One would think this is obvious, particularly to a librarian, but perhaps not to Douglas Lord, President of the Connecticut Library Association (CLA). In a letter addressed to the state assembly advocating passage of H.B. 6829, Connecticut’s version of similar bills proposed (and shot down) in other states to address alleged unfairness in eBook licensing to libraries, Lord writes:
It is very important to note that this legislation has nothing to do with copyright, it is a matter of contract law. In the same way that taxpayer funds are treated preferentially with all other state contracts – from floor wax to vehicles to road salt – the same should be true for electronic content. [Emphasis included]
Although the Connecticut bill does not require publishers to license to libraries in the state, it contains several provisions defining various publishers’ licensing models as “unfair trade practice,” which is tantamount to a state compulsory license, which means H.B. 6829 is preempted by the Copyright Act. So, it has something to do with copyright law. In fact, although I am sure Lord does not sincerely equate books to floor wax and road salt, his disregard for the unique cultural value of the former may explain his absurd allegation that copyright law is not implicated in a state bill about contracts. Every contract negotiated for the use of copyrightable works rests upon the author’s exclusive rights enumerated in Section 106 of Title 17. So, Lord’s declaration is either intentionally misleading or naively misguided.

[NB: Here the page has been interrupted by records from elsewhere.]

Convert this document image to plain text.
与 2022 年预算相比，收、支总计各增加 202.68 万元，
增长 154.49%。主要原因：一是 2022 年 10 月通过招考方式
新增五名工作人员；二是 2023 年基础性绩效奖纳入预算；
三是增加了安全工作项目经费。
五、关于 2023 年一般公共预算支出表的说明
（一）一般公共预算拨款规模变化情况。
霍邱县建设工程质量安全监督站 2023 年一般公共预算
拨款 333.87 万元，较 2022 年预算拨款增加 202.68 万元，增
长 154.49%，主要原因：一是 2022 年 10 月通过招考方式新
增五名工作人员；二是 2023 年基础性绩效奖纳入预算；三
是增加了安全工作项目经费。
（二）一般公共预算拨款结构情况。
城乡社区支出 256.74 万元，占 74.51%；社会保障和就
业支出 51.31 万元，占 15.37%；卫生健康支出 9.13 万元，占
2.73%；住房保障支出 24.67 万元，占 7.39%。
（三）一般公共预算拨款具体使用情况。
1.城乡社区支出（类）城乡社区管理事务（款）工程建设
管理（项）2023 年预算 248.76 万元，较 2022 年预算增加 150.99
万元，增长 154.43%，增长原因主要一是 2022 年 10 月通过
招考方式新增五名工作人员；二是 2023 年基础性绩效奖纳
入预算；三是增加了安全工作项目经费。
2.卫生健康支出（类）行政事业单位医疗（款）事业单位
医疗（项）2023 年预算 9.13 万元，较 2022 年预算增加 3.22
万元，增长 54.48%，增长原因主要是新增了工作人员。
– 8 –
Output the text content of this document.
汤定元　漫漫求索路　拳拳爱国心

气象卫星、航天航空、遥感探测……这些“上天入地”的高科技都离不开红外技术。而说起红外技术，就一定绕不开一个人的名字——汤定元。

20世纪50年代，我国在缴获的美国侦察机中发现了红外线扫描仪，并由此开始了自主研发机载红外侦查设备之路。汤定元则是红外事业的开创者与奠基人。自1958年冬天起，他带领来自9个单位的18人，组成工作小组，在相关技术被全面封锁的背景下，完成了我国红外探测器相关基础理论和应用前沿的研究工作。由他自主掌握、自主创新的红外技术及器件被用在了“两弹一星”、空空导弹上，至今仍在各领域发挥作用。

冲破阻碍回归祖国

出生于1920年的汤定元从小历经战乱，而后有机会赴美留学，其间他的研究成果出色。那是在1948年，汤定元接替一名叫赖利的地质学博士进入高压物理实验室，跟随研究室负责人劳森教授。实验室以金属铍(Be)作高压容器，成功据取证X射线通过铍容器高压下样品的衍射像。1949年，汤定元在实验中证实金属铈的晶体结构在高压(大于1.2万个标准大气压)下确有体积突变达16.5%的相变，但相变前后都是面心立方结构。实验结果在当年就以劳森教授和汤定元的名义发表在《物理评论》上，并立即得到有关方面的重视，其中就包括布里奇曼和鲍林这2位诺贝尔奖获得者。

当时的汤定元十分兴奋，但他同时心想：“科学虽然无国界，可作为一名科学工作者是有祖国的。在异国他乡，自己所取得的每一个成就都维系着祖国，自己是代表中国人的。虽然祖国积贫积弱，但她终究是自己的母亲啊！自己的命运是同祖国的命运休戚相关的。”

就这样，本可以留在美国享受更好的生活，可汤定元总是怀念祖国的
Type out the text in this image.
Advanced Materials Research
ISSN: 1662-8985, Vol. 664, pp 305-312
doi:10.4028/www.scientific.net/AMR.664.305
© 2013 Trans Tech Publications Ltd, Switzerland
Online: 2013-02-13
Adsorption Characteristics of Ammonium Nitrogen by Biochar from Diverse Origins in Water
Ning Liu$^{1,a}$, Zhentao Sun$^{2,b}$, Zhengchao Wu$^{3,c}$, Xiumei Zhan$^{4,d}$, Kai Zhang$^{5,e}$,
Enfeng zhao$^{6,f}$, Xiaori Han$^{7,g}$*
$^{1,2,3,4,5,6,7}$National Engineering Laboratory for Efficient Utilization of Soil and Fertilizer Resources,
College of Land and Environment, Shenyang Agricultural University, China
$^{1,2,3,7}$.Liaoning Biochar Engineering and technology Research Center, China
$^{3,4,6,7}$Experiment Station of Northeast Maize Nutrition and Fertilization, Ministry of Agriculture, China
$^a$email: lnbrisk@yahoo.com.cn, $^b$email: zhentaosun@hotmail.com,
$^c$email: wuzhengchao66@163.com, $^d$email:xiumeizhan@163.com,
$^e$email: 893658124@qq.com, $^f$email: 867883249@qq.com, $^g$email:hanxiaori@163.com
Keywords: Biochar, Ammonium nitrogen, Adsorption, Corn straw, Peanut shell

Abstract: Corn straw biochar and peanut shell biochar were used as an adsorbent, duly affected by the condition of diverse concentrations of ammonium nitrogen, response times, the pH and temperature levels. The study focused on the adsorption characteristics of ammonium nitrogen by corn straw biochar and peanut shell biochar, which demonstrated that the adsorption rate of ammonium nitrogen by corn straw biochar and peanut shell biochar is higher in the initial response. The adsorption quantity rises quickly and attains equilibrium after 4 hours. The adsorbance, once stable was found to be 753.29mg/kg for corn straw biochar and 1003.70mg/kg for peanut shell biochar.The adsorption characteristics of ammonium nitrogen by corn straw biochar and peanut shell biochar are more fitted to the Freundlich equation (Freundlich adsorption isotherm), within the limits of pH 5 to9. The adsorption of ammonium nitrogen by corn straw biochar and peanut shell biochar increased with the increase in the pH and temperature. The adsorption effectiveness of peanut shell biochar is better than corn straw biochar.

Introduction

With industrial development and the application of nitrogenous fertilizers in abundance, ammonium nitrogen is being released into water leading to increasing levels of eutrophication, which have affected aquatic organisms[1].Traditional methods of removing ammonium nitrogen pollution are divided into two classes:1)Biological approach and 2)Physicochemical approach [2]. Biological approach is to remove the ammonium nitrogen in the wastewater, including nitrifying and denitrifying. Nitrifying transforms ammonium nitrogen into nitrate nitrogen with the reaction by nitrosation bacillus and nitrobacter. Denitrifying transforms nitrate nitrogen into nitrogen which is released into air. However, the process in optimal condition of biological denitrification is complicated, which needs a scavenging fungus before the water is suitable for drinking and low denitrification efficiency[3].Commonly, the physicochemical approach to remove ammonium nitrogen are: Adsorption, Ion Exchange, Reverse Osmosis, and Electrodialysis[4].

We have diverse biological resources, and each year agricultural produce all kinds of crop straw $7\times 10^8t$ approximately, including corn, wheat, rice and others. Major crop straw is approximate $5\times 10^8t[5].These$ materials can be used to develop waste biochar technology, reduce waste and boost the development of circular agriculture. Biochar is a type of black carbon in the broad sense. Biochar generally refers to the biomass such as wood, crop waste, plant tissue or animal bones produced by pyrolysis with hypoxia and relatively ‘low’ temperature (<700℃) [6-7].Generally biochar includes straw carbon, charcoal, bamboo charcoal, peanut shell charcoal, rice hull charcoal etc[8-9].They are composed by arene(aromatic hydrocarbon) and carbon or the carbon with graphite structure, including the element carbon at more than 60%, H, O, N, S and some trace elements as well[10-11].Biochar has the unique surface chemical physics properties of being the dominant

Notably, Lord’s letter reiterates the ambiguous rationale that has been proffered by every advocate for these bills in every state so far—i.e., the difference between the retail price of an eBook purchase compared to the licensing models that publishers offer to libraries. He states, “Consumers pay, on average, $12.77 for eBooks from retailers like Amazon. The average cost for a public library for the exact same product is $45.75.” Indeed, if one does not look beyond those two numbers or gather any relevant community information, the price comparison looks outrageous, even extortionate.
But to address this issue, I did my best to examine the market in my own region served by the Mid-Hudson Library System and found that a) less than one-third of the MHLS community accesses the library system for books of any kind; and b) that the average eBook cost per read is ~$1.06. And apropos the big picture for the taxpayer, it is notable that maintaining a library’s collection—both physical and electronic—is usually a fraction of its operating costs. To quote my post looking at MHLS:
The data collected in the Institute of Museum and Public Services (IMLS) Public Library Survey reveals that libraries’ costs are increasing for personnel and general operating expenses while costs are trending downward for collection materials—especially the cost of ebooks and audiobooks. Noting that most libraries spend an average 10% of their annual budgets on their collections overall, an article in Wordsrated summarizing the IMLS Survey states, “The drop in price per item is due to library collections becoming increasingly digital. This is because the price per digital item has declined significantly. All while the average cost per book increased 10% since 2003.”
While $1.06 per read does not seem extortionate, I do not claim to know whether that price is “fair to the taxpayer” in New York or Connecticut or anywhere else. But that’s my point. No advocate of these eBook bills, to my knowledge, has attempted to demonstrate a critical need for this legislation based on cost/benefit numbers, which is odd when one is alleging unfair use of public funds. And I suspect that’s because these bills are not directed at solving a real problem but are instead the hobbyhorse of anti-copyright activists like Jonathan Band and Kyle Courtney. Consequently, it is no surprise that that advocacy for these bills, including this letter from CLA, repeats the vague tautology that publishers are extortionate and usually ignores the interests of authors.
Here, Lord goes a step further and claims that “Authors get no added royalties or income from these sales.” Not true. Authors’ contracts include revenue from eBook licensing to libraries, and the author’s percentage of eBook revenue is usually higher than her cut from physical book sales. Plus, those percentages typically increase as sales go up, advances are covered, etc. So, I am not sure whence Lord’s assertion comes, but it is consistent with the logic behind this bill—that books are like other commodities, and the author’s pecuniary interests are not directly associated with her copyright rights.
As I’ve repeated in nearly every post on this topic, the libraries should be careful what they wish for when it comes to eBook licensing and, if they hope to remain relevant, should avoid putting too many eggs in the digital basket. The logic is not hard to follow. If 90% of the cost of keeping libraries open is not about the collection, and the digital collection grows too large, how long before taxpayers figure out that facilitating eBook loans can be done with a website and without those expensive buildings and librarians? After all, some taxpayers may think that a former library would be a handy place to stockpile floor wax and road salt.